YENİDEN KAPANMALAR KONUŞULUYOR

Onarılması zor bir ekonomik kriz ve üretim darboğazında iken, yine kapanmalar dile getirilmeye çalışılmaktadır. Bugüne kadar alınan tüm tedbirler hukuka aykırı olduğu gibi, bundan sonra yine genelgelerle ve vatandaşların ekonomik zararını gidermeyen tüm tedbirler hukuka aykırı olacaktır.
Salgın döneminde uygulanan bazı tedbirler fırsatçıların işine yaramış, ekonomik büyüme yaşamışlardır. Oysa küçük esnaf ve özellikle gündelik işlerle geçimini sürdürenler, çiftçilerimiz ciddi ekonomik sıkıntılar içinde kalmıştır.

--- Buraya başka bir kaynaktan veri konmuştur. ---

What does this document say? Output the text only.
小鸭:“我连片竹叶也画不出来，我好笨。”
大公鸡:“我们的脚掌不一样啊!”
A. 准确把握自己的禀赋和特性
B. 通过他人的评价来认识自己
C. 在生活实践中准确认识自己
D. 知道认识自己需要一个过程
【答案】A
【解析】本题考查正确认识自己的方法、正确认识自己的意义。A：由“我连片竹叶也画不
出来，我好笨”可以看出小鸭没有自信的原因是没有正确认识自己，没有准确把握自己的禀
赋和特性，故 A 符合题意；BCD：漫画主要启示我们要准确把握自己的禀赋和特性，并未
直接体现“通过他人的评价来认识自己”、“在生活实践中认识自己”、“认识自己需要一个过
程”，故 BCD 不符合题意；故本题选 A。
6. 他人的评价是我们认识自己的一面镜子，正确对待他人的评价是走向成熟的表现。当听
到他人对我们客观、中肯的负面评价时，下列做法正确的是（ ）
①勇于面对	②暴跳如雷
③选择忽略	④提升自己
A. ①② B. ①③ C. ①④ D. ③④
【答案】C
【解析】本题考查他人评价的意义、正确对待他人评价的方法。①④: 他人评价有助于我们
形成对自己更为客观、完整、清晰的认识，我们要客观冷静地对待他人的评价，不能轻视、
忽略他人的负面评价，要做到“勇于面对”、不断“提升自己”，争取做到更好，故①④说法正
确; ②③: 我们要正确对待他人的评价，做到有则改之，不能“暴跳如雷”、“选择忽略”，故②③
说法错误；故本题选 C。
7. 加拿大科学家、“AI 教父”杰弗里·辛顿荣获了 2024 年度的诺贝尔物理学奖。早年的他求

PCR ZORLAMASI KALDIRILMALI

Konu toplum sağlığını aşmış, anayasayı ihlal eder bir hale gelmiştir. Savaş durumunda bile kısıtlanamayacak hakların özüne müdahale edilmektedir. Bu süreçte alınan tüm tedbirler Anayasaya aykırıdır. Anayasal düzen askıya alınmıştır. Açıkça suç işlenmektedir. Bu suçu soruşturma konusu yapacak yargı mensupları baskı altına alınmaktadır. Anayasaya aykırı yasaklar derhal kaldırılmalı hiçbir dayanağı olmayan, aşı olmayanlara yönelik PCR test zorlaması kaldırılmalı. Hiçbir faydası olmayan aksine yan etkileri daha fazla olan, Sağlık Bakanlığının ilaç ve tedavi protokolü derhal sona erdirilmeli, hekimlerin bağımsız teşhis ve tedavi yetkileri geri verilmelidir. DSÖ ile yapılan anlaşma derhal feshedilmeli, bağımsızlığımız geri alınmalıdır. DSÖ’nün talimatlarına uyulmaması, aşı sonrası meydana gelen ölüm ve yan etki mağdurlarının sayısının açıklanması sağlanmalıdır.”